Tumblr’s Karp goes into pitchman mode for advertisers

For someone who was once so disdainful of advertising, Tumblr founder David Karp seems to have really come around.

On stage Monday during an Advertising Week event in New York, the CEO spoke in superlatives, telling marketers about the “extraordinary,” “brave new world” Tumblr and its digital peers are building for advertising.

In the past few months, the company has launched its first paid product for advertisers, hired a new head of global sales and experimented with a number of big name brands. (Hear more about Tumblr’s advertising efforts from Karp at our RoadMap conference on November 5th in San Francisco).

This week, the company’s new advertising orientation is on full display with a prominent, front-of-the-book ad in the Advertising Week guide and at multiple events.

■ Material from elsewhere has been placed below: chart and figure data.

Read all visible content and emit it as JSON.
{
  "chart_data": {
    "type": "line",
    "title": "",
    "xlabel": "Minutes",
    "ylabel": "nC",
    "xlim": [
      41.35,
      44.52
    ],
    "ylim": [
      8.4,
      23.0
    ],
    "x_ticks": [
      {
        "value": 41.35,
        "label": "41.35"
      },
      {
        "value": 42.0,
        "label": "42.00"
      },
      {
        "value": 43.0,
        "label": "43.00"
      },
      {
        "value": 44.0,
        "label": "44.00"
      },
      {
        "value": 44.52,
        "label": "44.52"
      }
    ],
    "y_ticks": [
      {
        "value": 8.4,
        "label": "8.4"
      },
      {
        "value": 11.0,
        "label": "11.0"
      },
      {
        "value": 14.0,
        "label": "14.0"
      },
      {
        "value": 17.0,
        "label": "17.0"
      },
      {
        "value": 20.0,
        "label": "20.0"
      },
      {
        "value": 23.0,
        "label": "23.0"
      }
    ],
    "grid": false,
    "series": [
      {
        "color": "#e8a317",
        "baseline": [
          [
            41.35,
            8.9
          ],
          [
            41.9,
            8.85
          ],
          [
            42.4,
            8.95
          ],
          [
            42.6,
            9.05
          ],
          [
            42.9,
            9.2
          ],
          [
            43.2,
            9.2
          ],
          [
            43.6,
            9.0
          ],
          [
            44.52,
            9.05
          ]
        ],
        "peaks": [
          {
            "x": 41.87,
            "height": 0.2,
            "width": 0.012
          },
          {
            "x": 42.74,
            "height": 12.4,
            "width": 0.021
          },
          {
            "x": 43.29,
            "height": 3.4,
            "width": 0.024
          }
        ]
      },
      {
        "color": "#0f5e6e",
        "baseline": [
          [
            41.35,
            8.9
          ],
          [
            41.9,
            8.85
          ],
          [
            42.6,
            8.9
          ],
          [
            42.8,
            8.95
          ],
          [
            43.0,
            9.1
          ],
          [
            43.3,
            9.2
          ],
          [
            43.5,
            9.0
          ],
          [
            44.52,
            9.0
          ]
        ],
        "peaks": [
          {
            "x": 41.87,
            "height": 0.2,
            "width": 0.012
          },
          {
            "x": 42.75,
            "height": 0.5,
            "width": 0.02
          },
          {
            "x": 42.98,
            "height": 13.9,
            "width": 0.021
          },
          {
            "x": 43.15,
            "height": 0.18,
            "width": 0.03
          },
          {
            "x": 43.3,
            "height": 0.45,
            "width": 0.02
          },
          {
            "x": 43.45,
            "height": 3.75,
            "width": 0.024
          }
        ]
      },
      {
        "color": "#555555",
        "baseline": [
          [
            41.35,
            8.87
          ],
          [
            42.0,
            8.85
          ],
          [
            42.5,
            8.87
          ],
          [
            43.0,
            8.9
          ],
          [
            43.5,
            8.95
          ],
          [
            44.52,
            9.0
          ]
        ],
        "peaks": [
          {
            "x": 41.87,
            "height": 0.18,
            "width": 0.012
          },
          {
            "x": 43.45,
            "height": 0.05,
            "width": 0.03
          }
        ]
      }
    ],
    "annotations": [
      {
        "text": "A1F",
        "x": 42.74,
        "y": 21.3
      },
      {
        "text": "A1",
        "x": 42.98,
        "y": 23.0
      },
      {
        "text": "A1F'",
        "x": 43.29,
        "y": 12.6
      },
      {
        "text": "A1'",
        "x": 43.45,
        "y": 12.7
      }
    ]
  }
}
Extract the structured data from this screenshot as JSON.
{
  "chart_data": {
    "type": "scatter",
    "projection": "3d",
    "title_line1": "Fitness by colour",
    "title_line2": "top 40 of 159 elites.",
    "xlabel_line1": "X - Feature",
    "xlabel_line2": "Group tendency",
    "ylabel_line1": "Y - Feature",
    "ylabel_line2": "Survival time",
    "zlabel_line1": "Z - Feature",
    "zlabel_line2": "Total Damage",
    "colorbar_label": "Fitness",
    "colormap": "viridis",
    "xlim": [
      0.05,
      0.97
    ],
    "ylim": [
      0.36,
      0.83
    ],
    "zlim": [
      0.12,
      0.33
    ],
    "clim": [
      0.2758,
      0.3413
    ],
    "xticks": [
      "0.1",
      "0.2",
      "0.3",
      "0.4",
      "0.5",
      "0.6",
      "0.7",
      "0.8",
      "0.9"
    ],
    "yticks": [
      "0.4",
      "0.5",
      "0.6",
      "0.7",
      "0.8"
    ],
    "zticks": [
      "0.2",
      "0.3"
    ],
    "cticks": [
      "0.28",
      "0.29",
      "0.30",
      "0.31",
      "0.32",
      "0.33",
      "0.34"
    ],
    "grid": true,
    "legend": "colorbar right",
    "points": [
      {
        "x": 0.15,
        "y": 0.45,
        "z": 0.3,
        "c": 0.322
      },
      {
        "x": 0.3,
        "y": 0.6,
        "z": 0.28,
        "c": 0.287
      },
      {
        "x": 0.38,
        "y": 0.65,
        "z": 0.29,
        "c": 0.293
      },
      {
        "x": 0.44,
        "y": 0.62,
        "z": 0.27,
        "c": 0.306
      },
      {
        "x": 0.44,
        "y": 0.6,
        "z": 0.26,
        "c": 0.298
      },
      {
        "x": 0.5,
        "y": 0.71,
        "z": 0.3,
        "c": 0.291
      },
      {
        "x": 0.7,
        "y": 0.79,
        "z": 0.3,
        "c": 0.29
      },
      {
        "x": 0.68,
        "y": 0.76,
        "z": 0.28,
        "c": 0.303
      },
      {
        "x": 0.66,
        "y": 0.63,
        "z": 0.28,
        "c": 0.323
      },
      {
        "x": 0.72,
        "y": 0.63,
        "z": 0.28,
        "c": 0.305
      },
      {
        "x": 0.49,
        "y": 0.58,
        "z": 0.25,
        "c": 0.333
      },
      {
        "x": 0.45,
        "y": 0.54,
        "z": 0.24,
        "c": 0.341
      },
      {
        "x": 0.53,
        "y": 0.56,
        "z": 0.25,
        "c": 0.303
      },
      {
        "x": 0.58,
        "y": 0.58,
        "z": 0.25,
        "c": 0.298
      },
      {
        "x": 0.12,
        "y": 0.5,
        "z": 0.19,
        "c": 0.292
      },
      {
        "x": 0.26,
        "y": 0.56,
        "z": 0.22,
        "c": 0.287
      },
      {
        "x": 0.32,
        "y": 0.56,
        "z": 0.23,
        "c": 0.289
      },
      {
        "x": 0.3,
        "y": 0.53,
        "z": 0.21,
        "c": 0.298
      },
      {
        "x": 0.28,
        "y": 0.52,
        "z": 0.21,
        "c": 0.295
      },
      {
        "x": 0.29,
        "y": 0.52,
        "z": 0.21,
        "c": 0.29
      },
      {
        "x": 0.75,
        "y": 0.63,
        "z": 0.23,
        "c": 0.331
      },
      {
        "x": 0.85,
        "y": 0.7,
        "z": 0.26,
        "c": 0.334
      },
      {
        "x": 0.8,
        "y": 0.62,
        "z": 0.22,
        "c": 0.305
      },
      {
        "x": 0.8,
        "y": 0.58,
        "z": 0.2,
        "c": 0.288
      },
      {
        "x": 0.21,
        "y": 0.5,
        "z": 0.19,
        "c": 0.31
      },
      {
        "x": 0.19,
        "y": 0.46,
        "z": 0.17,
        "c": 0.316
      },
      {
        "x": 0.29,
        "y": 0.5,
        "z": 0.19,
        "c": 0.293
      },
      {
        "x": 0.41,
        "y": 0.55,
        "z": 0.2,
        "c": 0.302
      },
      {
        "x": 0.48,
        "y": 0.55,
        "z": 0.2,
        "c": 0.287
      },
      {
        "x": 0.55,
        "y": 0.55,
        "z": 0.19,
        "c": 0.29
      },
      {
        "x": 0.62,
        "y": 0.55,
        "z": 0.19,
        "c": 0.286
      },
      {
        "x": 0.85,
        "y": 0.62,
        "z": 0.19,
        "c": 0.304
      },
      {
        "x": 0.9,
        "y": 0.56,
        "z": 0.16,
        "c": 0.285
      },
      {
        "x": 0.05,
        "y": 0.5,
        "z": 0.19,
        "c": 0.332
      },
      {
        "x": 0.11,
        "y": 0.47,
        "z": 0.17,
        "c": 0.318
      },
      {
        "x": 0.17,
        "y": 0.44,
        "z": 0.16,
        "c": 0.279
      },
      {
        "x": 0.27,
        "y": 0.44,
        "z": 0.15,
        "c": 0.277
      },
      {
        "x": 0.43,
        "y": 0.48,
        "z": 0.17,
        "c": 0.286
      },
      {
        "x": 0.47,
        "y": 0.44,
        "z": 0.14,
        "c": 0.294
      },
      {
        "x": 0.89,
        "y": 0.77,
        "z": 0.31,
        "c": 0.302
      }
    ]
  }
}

On a Bloomberg Leadership Summit panel with executives from Pepsi, Havas and media companies, Karp pushed his company’s new approach to “native” non-intrusive marketing.

As opposed to traditional marketing that tends to take the same shape across the medium (for example, 30-second spots appear on all TV networks), Karp said newer digital platforms are much more concerned with creating advertising appropriate for the environment.

“We’re much less likely to take directions that are going to compromise that – that are going to inject something alien that pulls you out of Tumblr, or whatever [site] it is and send you to the other network,” he said.

On Tumblr, advertising takes the form of creativity-centric posts that look organic to the site, not disruptive, full-screen, “big honkin’” interstitial ads that make you want to close out of your browsing experience and head somewhere else, Karp said.

“Tumblr, Twitter, Instagram, all of us, and all the marketers, brands and media companies, our interests are more aligned than they’ve ever been, which is we want people to pay attention,” he said.

With about 27 million unique visitors in July, an impressive 6.7 million mobile visitors that month and 70 million blogs, Tumblr has a big network to offer advertisers.  But it still remains to be seen what kinds of returns advertisers get from the nontraditional ads on Tumblr. Later this week,  six months after the first Tumblr ad, the company plans to release some initial findings about its latest efforts and it will be interesting to see what they have in store.